A Human-Immune-System (HIS) humanized mouse model (DRAGA: HLA-A2. HLA-DR4. Rag1 KO.IL-2Rγc KO. NOD) for COVID-19 (preprint)

We report the first Human Immune System (HIS)-humanized mouse model (“DRAGA”: HLA-A2.HLA-DR4.Rag1KO.IL-2RgcKO.NOD) for COVID-19 research. This mouse is reconstituted with human cord blood-derived, HLA-matched hematopoietic stem cells. It engrafts human epi/endothelial cells expressing the human ACE2 receptor for SARS-CoV-2 and TMPRSS2 serine protease co-localized on lung epithelia. HIS-DRAGA mice sustained SARS-CoV-2 infection, showing deteriorated clinical condition, replicating virus in the lungs, and human-like lung immunopathology including T-cell infiltrates, microthrombi and pulmonary sequelae. Among T-cell infiltrates, lung-resident (CD103+) CD8+ T cells were sequestered in epithelial (CD326+) lung niches and secreted granzyme B and perforin, indicating cytotoxic potential. Infected mice also developed antibodies against the SARS-CoV-2 viral proteins. Hence, HIS-DRAGA mice showed unique advantages as a surrogate in vivo human model for studying SARS-CoV-2 immunopathology and for testing the safety and efficacy of candidate vaccines and therapeutics.

A Human-Immune-System mouse model for COVID-19 research(DRAGA mouse: HLA-A2.HLA-DR4.Rag1KO.IL-2Rγc KO.NOD) (preprint)

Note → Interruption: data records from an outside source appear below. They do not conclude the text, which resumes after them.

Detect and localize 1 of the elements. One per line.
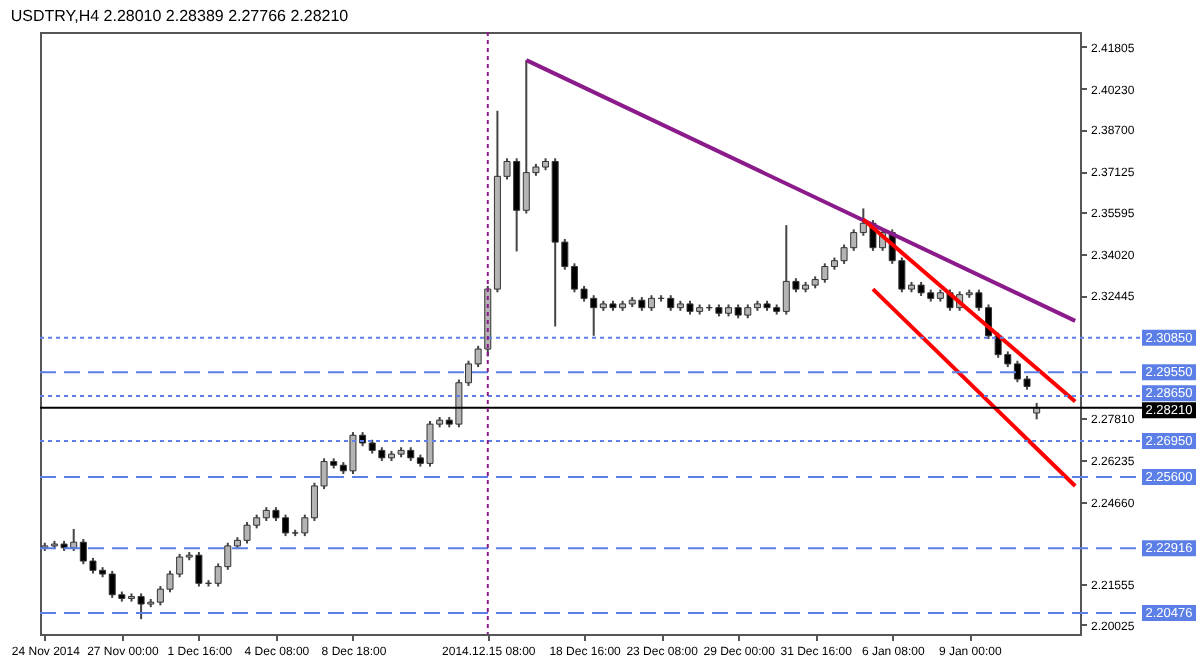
chart-title: USDTRY,H4 2.28010 2.28389 2.27766 2.28210 — [10, 7, 350, 25]
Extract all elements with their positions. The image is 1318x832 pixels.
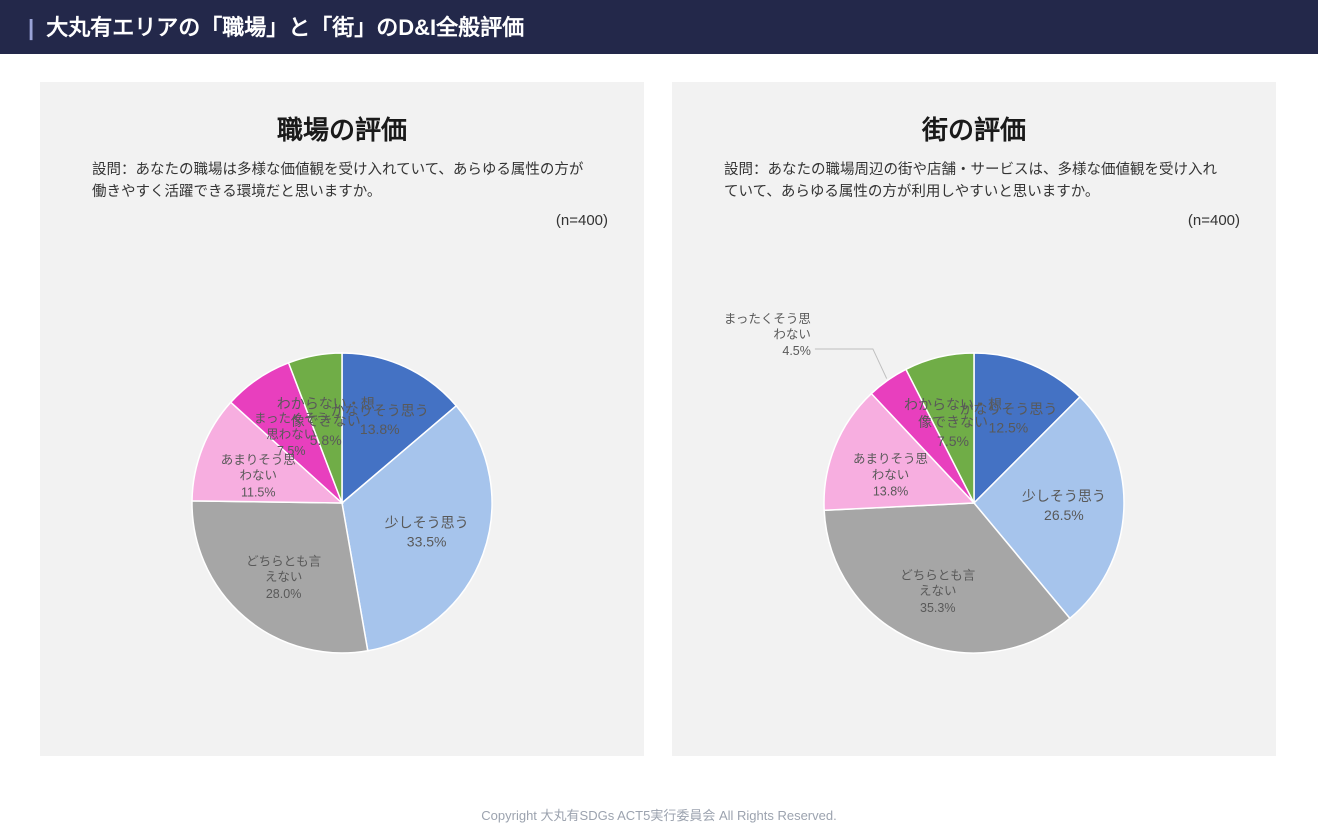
- panel-town: 街の評価 設問：あなたの職場周辺の街や店舗・サービスは、多様な価値観を受け入れて…: [672, 82, 1276, 756]
- title-pipe: |: [28, 15, 34, 40]
- panel-question-town: 設問：あなたの職場周辺の街や店舗・サービスは、多様な価値観を受け入れていて、あら…: [724, 159, 1224, 204]
- pie-chart-workplace: かなりそう思う13.8%少しそう思う33.5%どちらとも言えない28.0%あまり…: [68, 235, 616, 715]
- panel-title-workplace: 職場の評価: [68, 110, 616, 147]
- panel-question-workplace: 設問：あなたの職場は多様な価値観を受け入れていて、あらゆる属性の方が働きやすく活…: [92, 159, 592, 204]
- panel-title-town: 街の評価: [700, 110, 1248, 147]
- page-title: 大丸有エリアの「職場」と「街」のD&I全般評価: [46, 15, 524, 40]
- leader-line: [815, 349, 887, 379]
- page-root: | 大丸有エリアの「職場」と「街」のD&I全般評価 職場の評価 設問：あなたの職…: [0, 0, 1318, 832]
- pie-chart-town: かなりそう思う12.5%少しそう思う26.5%どちらとも言えない35.3%あまり…: [700, 235, 1248, 715]
- footer-copyright: Copyright 大丸有SDGs ACT5実行委員会 All Rights R…: [0, 805, 1318, 824]
- panels: 職場の評価 設問：あなたの職場は多様な価値観を受け入れていて、あらゆる属性の方が…: [0, 54, 1318, 756]
- title-bar: | 大丸有エリアの「職場」と「街」のD&I全般評価: [0, 0, 1318, 54]
- slice-label-outside: まったくそう思わない4.5%: [724, 312, 811, 358]
- panel-n-workplace: (n=400): [68, 212, 608, 229]
- panel-n-town: (n=400): [700, 212, 1240, 229]
- panel-workplace: 職場の評価 設問：あなたの職場は多様な価値観を受け入れていて、あらゆる属性の方が…: [40, 82, 644, 756]
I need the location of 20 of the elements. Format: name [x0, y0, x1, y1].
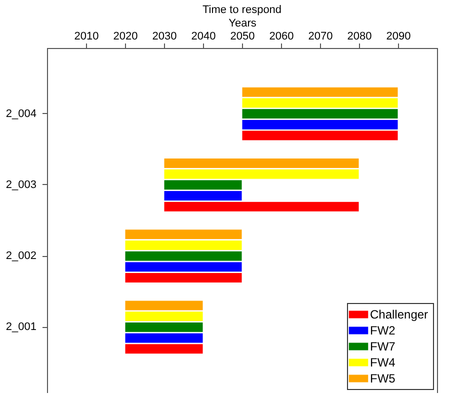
x-axis-title: Years: [228, 18, 257, 30]
legend-label: FW4: [370, 356, 396, 370]
legend-label: FW7: [370, 340, 396, 354]
x-tick-label: 2010: [74, 30, 99, 42]
x-tick-label: 2070: [308, 30, 333, 42]
y-tick-label: 2_003: [6, 178, 36, 191]
legend-label: FW5: [370, 372, 396, 386]
x-tick-label: 2090: [386, 30, 411, 42]
legend-label: Challenger: [370, 308, 428, 322]
x-tick-label: 2030: [152, 30, 177, 42]
y-tick-label: 2_001: [6, 321, 36, 334]
x-tick-label: 2020: [113, 30, 138, 42]
y-tick-label: 2_004: [6, 108, 36, 120]
x-tick-label: 2050: [230, 30, 255, 42]
y-tick-label: 2_002: [6, 250, 36, 262]
x-tick-label: 2080: [347, 30, 372, 42]
x-tick-label: 2040: [191, 30, 216, 42]
legend-label: FW2: [370, 324, 396, 338]
chart-title: Time to respond: [202, 4, 282, 16]
x-tick-label: 2060: [269, 30, 294, 42]
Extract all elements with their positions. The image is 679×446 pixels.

The current SARS-CoV-2 pandemic is accompanied by high morbidity and mortality rates, and there is a compelling need for effective vaccines and therapeutic agents to lessen the severity of COVID-19 disease. Appropriate animal models are essential for testing of vaccines and therapeutics and for mechanistic studies of infection and the host response. The Spike (S) protein of SARS-COV-2 has a high affinity for the human ACE2 receptor, which is expressed on multiple cell types including alveolar epithelial and vascular endothelial cells. Wild-type mice are not susceptible to developing coronavirus-mediated diseases. Accordingly, several human (h)ACE2 transgenic mouse models have been developed for coronavirus research. However, these mice have failed to closely mimic important aspects of the human immunopathological responses to SARS-CoV-2. We report herein that DRAGA (HLA-A2.HLA-DR4.Rag1KO.IL-2R{gamma}c KO.NOD) mice infused with human hematopoietic stem cells from cord blood reconstitute a fully functional human immune system, as well as engraft human epithelial and endothelial cells, sustain SARS-CoV-2 infection, and develop severe COVID-19-like symptoms. In pilot experiments, infected mice developed parenchymal and epithelial lung infiltrations with granzyme B+ and perforin+ CD8+ T cells and alveolar CD61+ microthrombi, mimicking human immunopathological responses to SARS-CoV-2. We propose the DRAGA mouse as a novel pre-clinical tool for studying COVID-19 immunopathology and human immune responses to SARS-CoV-2, including events leading to the cytokine storm and coagulopathies, as well as for testing of candidate vaccines and therapeutics.